Caio Silva – Rios de Notícias
MANAUS (AM) – Uma acompanhante identificada como Patricia Oliveira denunciou demora no atendimento e tratamento inadequado a uma paciente no Hospital e Pronto-Socorro Dr. João Lúcio Pereira Machado, em Manaus. O relato foi publicado em vídeo nas redes sociais e ganhou repercussão nesta terça-feira, 29/6.
Segundo Patricia, a paciente havia acabado de sofrer um acidente de motocicleta, bateu a cabeça e apresentava fortes dores, mas teria sido orientada a aguardar atendimento e a realização de exames, situação que gerou indignação entre familiares e internautas.
De acordo com a acompanhante, a vítima foi atingida por um veículo nas proximidades do Terminal 5, na zona Norte de Manaus. Com o impacto da colisão, ela foi arremessada da motocicleta, bateu a cabeça e teve o capacete quebrado durante a queda.
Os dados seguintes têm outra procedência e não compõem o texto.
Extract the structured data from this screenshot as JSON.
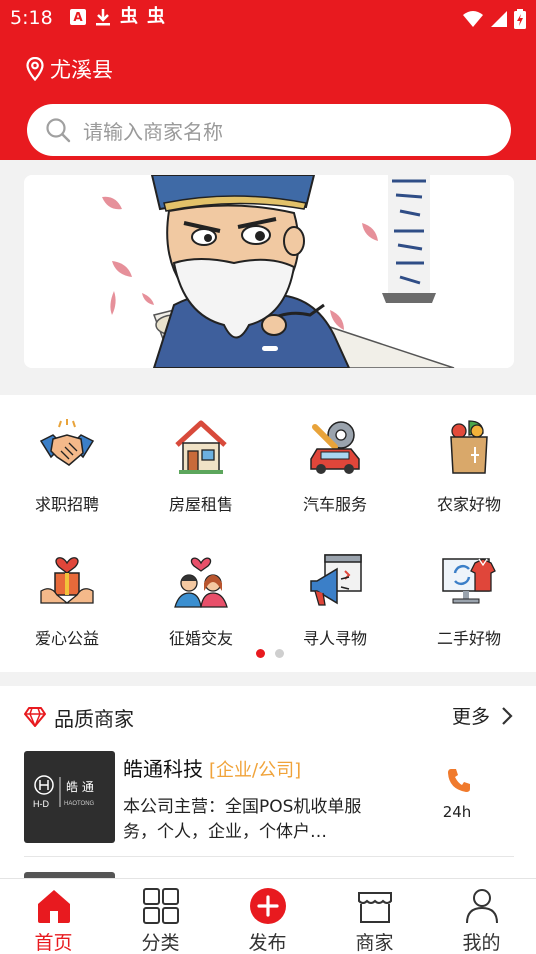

Em vídeo gravado dentro da unidade hospitalar, Patricia questiona a classificação de risco adotada pela equipe de atendimento.
“O que será a urgência aqui no João Lúcio? Ela está com dor, sofreu um acidente de moto, bateu a cabeça, e querem fazer a pessoa esperar até sabe Deus quando para realizar um exame. Disseram que a vida dela não estava em situação de emergência. Então, o que é uma emergência?”, questionou.
Demora no atendimento
Após o acidente, a paciente foi levada ao Hospital e Pronto-Socorro Dr. João Lúcio, referência em atendimentos de urgência e emergência na capital. Segundo Patricia, ao chegar à unidade, a mulher foi colocada em uma cadeira de rodas e orientada a aguardar, apesar dos sintomas apresentados.
A acompanhante afirma ainda que a vítima chegou a desmaiar após o acidente e permaneceu sentindo fortes dores enquanto esperava pelo atendimento, situação que aumentou a preocupação da família.
“Ela chegou a desmaiar por causa da pancada que levou na cabeça e a gente foi destratada lá naquele hospital”, afirmou.
Além da demora, Patricia criticou a forma como ela e a paciente teriam sido tratadas por alguns profissionais da unidade. Segundo ela, embora reconheça a alta demanda enfrentada pelo hospital, esperava mais acolhimento durante o atendimento.
“A gente só queria um pouco mais de respeito na rede pública de saúde. Sabemos que o trabalho deles não é fácil, mas quem escolheu essa profissão sabe o que enfrenta todos os dias. O mínimo que esperamos é educação, respeito e profissionalismo com quem chega machucado e desesperado”, declarou.
Repercussão
O relato repercutiu nas redes sociais e motivou outros usuários a compartilharem experiências semelhantes em unidades públicas de saúde de Manaus. “Enquanto isso, o atendente está lá com a caneta na boca conversando no celular”, escreveu um internauta.
Outro usuário afirmou ter enfrentado situação parecida após um acidente. “Sofri um acidente no sábado passado, bati a cabeça e estava pior. Não mudou em nada. O atendimento foi do mesmo jeito”, comentou.
Posicionamento
O Portal Rios de Notícias entrou em contato com a Secretaria de Estado de Saúde do Amazonas (SES-AM) para comentar as denúncias, mas não obteve retorno até a publicação desta reportagem. O espaço segue aberto para manifestação do órgão.